4. **Check Outputs:**
- Checkpoints: Stored in `./checkpoints/` by default.
- Loss plots: Stored in the path you write in config if visualization is enabled.
- results files: Stored in the path you write in config if exporting is enabled.
- Logs: Training and validation logs displayed in the terminal.

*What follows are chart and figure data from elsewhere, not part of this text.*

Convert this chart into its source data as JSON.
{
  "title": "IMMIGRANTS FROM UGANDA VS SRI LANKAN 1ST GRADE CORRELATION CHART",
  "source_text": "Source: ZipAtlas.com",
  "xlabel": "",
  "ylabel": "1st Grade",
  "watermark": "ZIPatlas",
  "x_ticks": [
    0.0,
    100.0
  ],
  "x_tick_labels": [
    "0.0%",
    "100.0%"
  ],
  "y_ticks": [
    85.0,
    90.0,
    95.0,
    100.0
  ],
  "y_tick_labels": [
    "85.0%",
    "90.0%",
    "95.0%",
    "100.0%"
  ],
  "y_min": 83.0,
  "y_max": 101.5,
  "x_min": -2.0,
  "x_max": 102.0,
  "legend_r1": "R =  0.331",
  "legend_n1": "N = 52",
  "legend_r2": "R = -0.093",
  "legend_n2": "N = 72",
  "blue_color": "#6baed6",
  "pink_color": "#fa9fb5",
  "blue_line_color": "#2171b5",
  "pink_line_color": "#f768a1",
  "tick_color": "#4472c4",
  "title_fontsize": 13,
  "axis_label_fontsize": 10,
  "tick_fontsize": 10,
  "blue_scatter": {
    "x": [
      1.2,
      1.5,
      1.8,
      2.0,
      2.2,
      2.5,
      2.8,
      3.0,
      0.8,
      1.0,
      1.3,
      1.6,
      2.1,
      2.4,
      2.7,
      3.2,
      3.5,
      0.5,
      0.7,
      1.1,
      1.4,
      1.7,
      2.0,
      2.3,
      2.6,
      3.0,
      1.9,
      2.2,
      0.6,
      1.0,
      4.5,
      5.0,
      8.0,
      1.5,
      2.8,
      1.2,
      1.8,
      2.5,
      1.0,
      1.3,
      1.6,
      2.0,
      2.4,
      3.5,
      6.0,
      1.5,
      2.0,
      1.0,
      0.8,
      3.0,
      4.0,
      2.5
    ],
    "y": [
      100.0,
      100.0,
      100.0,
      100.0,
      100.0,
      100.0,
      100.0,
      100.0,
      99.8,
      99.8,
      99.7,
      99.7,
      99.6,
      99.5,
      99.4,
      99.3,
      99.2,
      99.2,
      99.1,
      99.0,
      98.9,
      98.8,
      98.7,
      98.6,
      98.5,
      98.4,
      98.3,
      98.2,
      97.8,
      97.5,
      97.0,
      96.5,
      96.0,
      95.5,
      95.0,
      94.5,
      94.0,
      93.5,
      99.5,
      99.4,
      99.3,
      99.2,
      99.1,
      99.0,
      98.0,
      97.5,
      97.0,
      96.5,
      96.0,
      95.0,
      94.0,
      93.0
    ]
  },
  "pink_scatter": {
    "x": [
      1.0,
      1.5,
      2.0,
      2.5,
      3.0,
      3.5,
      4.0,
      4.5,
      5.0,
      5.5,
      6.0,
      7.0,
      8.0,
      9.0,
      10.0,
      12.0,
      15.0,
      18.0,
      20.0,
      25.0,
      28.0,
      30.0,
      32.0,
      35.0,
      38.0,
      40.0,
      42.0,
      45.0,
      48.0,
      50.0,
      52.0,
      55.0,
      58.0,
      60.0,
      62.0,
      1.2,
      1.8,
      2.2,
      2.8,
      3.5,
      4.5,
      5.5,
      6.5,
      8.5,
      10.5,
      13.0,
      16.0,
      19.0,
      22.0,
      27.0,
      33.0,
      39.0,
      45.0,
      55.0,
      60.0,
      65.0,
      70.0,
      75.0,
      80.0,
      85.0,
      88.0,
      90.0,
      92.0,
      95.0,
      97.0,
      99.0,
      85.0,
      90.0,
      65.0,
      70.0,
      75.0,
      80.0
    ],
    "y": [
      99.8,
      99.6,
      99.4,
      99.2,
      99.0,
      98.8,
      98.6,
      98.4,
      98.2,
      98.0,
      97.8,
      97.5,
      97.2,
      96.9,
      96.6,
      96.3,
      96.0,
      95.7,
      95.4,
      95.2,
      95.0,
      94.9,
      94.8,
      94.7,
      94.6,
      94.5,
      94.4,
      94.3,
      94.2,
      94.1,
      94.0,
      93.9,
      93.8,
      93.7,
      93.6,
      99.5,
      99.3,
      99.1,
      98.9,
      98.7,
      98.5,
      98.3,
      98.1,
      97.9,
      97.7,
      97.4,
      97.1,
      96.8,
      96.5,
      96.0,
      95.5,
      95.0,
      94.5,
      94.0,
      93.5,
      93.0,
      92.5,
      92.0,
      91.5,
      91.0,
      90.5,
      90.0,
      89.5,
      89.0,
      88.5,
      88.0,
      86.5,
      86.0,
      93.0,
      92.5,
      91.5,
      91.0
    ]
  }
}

Here is the example of the results file:
```yaml
records:
-   model_config:
        module: test.model
        class: TestModel
        args:
            output_size: 10
    training_config:
        epochs: 10
        learning_rate: 0.001
        optimizer:
            type: Adam
            args:
                weight_decay: 0.0001
        batch_size: 64
    loss_func:
        type: CrossEntropyLoss
        args: {}
    num_parameters: 21840
    total_time: 85.88482213020325
    valid_time: 0
    train_losses:
    - 0.5216201075168052
    - 0.24523054485890403
    - 0.20145633446572941
    - 0.1797466142696819
    - 0.16584936341743417
    - 0.1538330529377595
    - 0.1499541729374894
    - 0.14426758698324785
    - 0.13845630399962225
    - 0.1345993925982129
    valid_losses: []
    test_results:
        accuracy: 0.9894
-   model_config:
        module: test.model
        class: TestModel
        args:
            output_size: 10
    training_config:
        epochs: 10
        learning_rate: 0.001
        optimizer:
            type: Adam
            args:
                weight_decay: 0.0001
        batch_size: 64
    loss_func:
        type: CrossEntropyLoss
        args: {}
    num_parameters: 21840
    total_time: 84.3278419971466
    valid_time: 0
    train_losses:
    - 0.5215464325776613
    - 0.24535706221882594
    - 0.20132130482939006
    - 0.18052261650586116
    - 0.16633369837766454
    - 0.1533887283896396
    - 0.1472813178922163
    - 0.14270564404997363
    - 0.13906002168490023
    - 0.1365545368048428
    valid_losses: []
    test_results:
        accuracy: 0.9888
```
And here is the example of loss plot:
![lossplot](./tests/plots/TestModel_loss_curve.png)
## License
This project is provided under the MIT License.